I asked why a smattering of the houses had two armed guards instead of one,
“Oh,” said are guide, “those are the homes of the super rich.”
And that’s when I saw the future of America’s top ten percent of the population that owns and controls seventy-one percent of the wealth.
No, there will be no revolution against them in this country. No chance of the masses rising up and taking control as they did in Egypt and Tunisia.
We eliminated that possibility ourselves when we eliminated the draft. That insured us that instead of having a citizen-soldier army, like the one that refused to fire on their fellow citizens in Egypt, we would have an army loyal to the people who rule – like in Libya. If you mass to protest in a way that will seriously threaten the power structure, you will die in a hail of bullets. Kent State was just a precursor.
Suddenly to be super rich will be to put your life on the line
Instead, what will destroy the quality of life of the super rich will be the cost of attempting to defend themselves from gangs of ambitious thugs who form little fiefdoms led by ruthless and ambitious criminals who kidnap, torture, rob, and kill in order to survive and amass wealth outside of the power structure.
In short, the thugs who are robbing America of our Social Security and Medicare and product safety and education today will live in fear of even bigger thugs tomorrow.

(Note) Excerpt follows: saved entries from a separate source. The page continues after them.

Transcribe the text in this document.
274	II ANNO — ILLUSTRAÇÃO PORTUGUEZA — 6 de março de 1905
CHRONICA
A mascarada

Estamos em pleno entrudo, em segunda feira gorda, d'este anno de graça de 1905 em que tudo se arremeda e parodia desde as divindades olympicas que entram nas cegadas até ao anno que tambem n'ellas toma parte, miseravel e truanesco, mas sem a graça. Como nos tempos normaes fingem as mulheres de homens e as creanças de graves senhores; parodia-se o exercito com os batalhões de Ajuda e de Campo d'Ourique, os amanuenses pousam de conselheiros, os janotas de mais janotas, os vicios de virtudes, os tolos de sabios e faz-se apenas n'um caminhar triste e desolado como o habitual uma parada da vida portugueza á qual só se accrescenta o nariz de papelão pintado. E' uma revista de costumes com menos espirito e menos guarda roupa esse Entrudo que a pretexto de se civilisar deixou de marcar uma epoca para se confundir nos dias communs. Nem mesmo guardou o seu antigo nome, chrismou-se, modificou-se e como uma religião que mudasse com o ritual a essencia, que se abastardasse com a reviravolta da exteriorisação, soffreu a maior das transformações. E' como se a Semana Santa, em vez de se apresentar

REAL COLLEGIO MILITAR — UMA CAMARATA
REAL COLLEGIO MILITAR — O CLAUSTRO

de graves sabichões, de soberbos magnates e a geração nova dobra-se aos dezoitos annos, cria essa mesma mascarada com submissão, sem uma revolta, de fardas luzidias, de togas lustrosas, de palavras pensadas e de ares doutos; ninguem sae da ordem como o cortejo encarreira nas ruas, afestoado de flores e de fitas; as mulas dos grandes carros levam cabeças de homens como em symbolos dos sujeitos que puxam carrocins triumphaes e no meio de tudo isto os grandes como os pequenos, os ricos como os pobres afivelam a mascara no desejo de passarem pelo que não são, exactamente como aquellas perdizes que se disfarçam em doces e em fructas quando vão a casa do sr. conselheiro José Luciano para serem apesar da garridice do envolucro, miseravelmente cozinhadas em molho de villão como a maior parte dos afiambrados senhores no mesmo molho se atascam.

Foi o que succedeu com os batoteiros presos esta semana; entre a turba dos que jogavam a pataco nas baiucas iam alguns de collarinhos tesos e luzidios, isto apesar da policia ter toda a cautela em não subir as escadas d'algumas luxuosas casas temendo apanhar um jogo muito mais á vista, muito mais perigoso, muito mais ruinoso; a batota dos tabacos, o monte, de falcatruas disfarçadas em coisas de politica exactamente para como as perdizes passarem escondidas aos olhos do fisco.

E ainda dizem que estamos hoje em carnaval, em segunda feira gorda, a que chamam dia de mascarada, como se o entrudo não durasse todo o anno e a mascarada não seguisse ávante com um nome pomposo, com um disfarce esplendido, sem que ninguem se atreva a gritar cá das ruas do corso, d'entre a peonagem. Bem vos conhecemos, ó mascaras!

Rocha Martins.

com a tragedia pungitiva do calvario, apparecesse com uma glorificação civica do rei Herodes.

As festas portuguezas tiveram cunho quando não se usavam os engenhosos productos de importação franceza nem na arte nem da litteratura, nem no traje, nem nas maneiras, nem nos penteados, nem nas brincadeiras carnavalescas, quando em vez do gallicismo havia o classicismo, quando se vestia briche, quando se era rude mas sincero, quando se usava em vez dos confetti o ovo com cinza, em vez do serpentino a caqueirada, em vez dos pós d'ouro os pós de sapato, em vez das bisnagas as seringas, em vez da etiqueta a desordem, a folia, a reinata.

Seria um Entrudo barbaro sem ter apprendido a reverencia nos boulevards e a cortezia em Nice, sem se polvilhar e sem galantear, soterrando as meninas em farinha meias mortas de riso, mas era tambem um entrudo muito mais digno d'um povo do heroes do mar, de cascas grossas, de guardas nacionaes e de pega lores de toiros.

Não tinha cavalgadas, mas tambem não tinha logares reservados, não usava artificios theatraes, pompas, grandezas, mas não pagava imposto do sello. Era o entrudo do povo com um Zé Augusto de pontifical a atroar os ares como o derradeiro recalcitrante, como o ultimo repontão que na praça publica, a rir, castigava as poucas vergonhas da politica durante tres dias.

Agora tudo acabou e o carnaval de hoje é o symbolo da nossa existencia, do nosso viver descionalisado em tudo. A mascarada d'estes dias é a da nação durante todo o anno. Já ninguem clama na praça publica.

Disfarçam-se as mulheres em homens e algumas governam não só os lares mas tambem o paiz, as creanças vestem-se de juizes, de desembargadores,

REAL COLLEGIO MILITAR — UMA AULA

This is how it is these days in most of Mexico, most of Nicaragua, much of El Salvador – in fact in every one of the impoverished Latin American nations where the top few have all the money and power while the people at the bottom struggle desperately to survive. Here’s travel authority Rick Steves talking about it:
The saddest thing about visiting Managua and San Salvador is experiencing the fear caused by the violence that comes with extreme poverty in a big city. Every major hotel and nearly every business has an armed guard. It's unwise to walk around after dark, especially with a big camera. While you're unlikely to be hurt, the risk is that groups of young thugs might just rob you at knifepoint. I found that, rather than whole safe neighborhoods, there were mostly small islands of safety around malls and fancy hotels. A wealthy tourist (and nearly all tourists here are wealthy, in relative terms) happily pays triple for a taxi that works with the hotels so you know you're safe. You generally hop from one safe zone to another by cab.

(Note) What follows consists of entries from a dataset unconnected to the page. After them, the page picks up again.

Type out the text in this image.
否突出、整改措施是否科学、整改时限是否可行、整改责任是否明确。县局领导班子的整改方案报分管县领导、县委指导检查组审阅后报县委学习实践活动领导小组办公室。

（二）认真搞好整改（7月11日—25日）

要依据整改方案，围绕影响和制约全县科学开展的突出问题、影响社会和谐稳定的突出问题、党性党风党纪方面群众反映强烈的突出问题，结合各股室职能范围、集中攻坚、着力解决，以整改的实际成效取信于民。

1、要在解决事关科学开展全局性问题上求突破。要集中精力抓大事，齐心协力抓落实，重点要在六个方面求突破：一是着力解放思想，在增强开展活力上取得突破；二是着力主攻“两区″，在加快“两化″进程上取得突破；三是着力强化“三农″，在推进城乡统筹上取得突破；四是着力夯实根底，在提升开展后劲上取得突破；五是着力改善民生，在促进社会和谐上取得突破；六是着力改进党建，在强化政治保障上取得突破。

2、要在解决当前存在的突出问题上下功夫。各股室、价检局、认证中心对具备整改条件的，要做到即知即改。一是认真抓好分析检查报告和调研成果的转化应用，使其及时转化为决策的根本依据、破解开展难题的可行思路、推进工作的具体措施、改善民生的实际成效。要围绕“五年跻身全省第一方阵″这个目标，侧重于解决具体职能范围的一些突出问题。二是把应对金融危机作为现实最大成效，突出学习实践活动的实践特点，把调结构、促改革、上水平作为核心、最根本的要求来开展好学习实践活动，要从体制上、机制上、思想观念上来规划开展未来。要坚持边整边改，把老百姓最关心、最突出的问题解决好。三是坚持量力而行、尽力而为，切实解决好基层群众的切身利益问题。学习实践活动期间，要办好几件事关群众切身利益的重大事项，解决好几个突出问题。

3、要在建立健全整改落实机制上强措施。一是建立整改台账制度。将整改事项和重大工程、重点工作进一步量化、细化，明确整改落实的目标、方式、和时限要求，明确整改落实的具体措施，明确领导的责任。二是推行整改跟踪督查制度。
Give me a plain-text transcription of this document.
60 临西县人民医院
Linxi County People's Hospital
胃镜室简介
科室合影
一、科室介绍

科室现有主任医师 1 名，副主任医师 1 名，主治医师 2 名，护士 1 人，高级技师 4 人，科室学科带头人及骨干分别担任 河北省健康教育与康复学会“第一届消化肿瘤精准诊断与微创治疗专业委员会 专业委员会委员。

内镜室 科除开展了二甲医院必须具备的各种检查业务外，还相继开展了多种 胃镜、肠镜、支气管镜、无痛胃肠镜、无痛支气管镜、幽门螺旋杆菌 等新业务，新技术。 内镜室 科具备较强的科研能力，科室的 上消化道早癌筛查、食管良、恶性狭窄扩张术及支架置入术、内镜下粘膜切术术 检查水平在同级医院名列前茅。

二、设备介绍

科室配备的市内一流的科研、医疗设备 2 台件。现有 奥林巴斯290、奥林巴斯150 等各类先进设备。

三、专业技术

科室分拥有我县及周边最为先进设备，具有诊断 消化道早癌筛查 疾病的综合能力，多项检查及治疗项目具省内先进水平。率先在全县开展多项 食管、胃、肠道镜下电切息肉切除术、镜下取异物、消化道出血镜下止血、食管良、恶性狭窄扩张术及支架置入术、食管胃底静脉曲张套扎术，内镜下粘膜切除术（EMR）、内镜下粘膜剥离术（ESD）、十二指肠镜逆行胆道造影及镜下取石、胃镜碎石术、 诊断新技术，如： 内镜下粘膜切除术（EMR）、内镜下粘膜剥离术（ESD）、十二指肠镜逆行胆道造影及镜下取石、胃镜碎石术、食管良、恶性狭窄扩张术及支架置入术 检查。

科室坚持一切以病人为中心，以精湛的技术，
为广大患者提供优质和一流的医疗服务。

The future of super wealth in this country will be a future filled with fear of kidnapping. Fear that gangsters will surround your car and shoot your driver, drag you into a truck, chop off your thumb and send it to your family to show that they are truly sincere about wanting all the cash your relatives can put their hands on.

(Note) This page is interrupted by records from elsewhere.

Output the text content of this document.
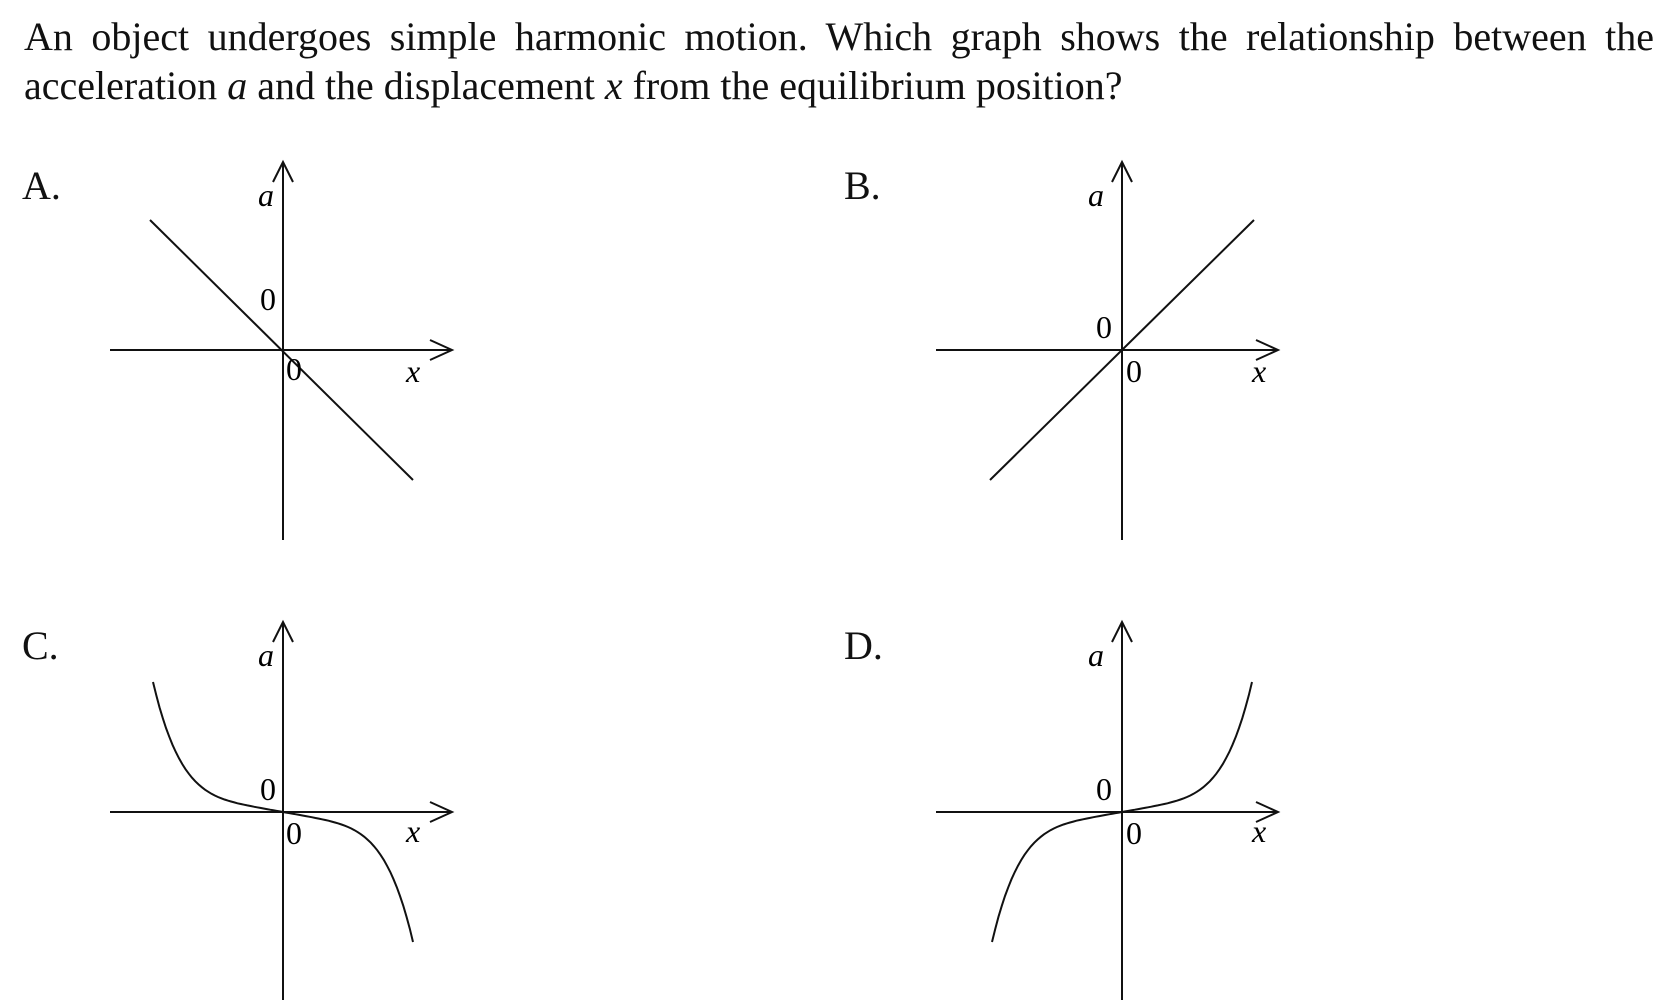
An object undergoes simple harmonic motion. Which graph shows the relationship between the
acceleration a and the displacement x from the equilibrium position?
A.	a
x
0
0
B.	a
x
0
0
C.	a
x
0
0
D.	a
x
0
0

If it's not you who gets kidnapped, then it will be your son. Or your daughter. Or your wife.
Believe me, the “kidnapping tax” rate will be higher than any income tax that any Democrat has ever called for.
Decapitated heads at your font door
Expect to see decapitated private policemen among those who you hired to protect you. Dead guards lying in pools of blood in front of your bullet-riddled front door. Expect to take your daily drive to the office by a different route each day, preferably in a different automobile each day, to confuse those hoping to kidnap you and torture you.
It boils down to often-repeated history: those who sow unreasonably acquisitive greed will reap a whirlpool of blood.
And all when it would be so easy if you simply accepted a marginal tax rate a few points higher than you pay now, rather than demanding a tax cut while you milk the middle class and the poor for their social and medical security, driving them into penury.
1 comment:
My friend and I wandered around Quito in 1997. We did not experience the perception of danger you did. The presence of wrought iron bars sharpened and tipped with glass over every window was really striking.
My cousins in Guatemala worry about kidnapping all the time. Everything you say about this is true.